Unicode

Jacob Harvey
4 min readSep 11, 2021
Photo by Timothée Gidenne on Unsplash

What Is Unicode?

Unicode is the international standard for encoding and decoding human-readable text using basic characters. The Unicode Standard contains characters for the following alphabets: Latin, Greek, Cyrillic, Arabic, Hebrew, Syriac, Mongolian, Chinese, Japanese, Devanagari, Armenian, and many others. To put this in perspective, consider how we communicate in English. Most people use the English alphabet in their writing, which comprises the 27 letters A–Z.

A Little About Unicode

Unicode is a character-set standard that was published in 1991. It provides a unified way to represent all languages in the world, regardless of their writing system. Unicode was designed by a small number of people working with the publishing industry standards commission (ISO) in 1991. The standards process was initiated by the Unicode Consortium (UC), a private consortium formed to promote Unicode, but ended up publishing much more than was originally planned.

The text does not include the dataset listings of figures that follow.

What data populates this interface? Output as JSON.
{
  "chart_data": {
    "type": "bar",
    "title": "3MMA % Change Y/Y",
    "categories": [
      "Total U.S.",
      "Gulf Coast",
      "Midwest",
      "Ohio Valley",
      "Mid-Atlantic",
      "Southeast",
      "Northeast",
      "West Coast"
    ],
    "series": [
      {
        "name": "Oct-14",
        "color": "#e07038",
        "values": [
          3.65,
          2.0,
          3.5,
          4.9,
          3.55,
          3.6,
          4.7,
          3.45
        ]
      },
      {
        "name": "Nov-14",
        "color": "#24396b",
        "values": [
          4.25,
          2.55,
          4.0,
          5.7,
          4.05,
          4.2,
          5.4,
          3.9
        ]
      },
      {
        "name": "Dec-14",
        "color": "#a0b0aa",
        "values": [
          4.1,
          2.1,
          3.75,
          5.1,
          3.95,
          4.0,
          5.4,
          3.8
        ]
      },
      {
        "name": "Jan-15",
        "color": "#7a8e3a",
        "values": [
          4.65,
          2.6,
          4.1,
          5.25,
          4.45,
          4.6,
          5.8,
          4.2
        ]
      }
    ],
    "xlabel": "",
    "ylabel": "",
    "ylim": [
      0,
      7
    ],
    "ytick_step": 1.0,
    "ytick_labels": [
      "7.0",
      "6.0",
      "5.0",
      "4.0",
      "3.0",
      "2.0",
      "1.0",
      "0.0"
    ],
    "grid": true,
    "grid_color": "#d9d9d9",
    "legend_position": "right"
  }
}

Photo by Tim Mossholder on Unsplash

Why should you care about Unicode?

The Unicode standard provides the backbone of much of what we use on a daily basis, whether it be a Microsoft operating system, a Facebook app, or a web page. All modern personal computers are able to view documents encoded with UTF-16 or UTF-32 on its screen. The UTF logic can be extended to cover any character-set that is narrow enough to be represented by 2 bytes, which makes the choice of UTF for international communication simple. Unicode as described in ISO 10646, is a set of characters that help translate individual writing systems into a single universal one. There are multiple ways to spell each word in the english language but words like he and she are represented by the same characters across all written languages. When you type the letters lol into Google you’re not searching for laughing out loud, as Google has decided what to call that character in english. Instead you’re searching for the name of the english word laughing. Likewise in Japanese the word tsundere (violent love) is represented by two characters, but in Chinese however the word is one character and that one character has two different pronunciations (結美/美群). Being able to translate different languages on the same web application is important for universal use.

How is Unicode designed?

As mentioned previously Unicode’s goal is to provide a way to represent all language written in a specific writing system. For instance a language like Greek which does not use punctuation or symbols in writing might not be able to be represented by a character set used to represent latin characters. The standard tries to address this by not only providing the full set of Latin characters, but also expanding the ability to represent it with the main set of symbols you would see. For instance, some of the Greek letters would be represented by small curls (diacritics) around them, while other would be represented by connecting diacritics. Since Unicode was developed in 1991 it has grown to include some 400,000 characters, many more than the 256 glyphs allowed in ISO 10646.

Photo by Yuyeung Lau on Unsplash

The impact of Unicode on languages other than English

Bidi is the most popular language for emoji use. Emojis can play an important role for languages that don’t have a standard writing system. Bidi is the most popular language for emoji use but despite being on of the most widely spoken languages there is no Unicode standard for Bidi. To ensure consistency Google’s EmojiCompat library converts Bidi characters to emoji by combining a standard Unicode glyph with an image description from Google’s Bidi Font. Although there are nearly 7,000 different emojis less than 40 of them are available for each language. In a world of emojis and what they represent are becoming a fundamental part of people’s communication.

Conclusion

Unicode makes the world go round! Multilingual people today face an interesting challenge, though they learn and use multiple languages at a very young age they become acutely aware that their native language is an easily differentiated entity. Sometimes people of a certain language end up with incomprehensible english text on their devices which I could imagine to be super annoying. At a time when human language was believed to be reaching a limit, Unicode was introduced to help with this problem. Although Unicode itself is an industry standard, a lot of the work on making it accessible for non-english users is carried out by non-profit organizations, including Unicode Consortium, the IEEE and others. Thank you for reading my blog and stop by soon for my next one!

--

--

Jacob Harvey

Software Developer building the future of banking.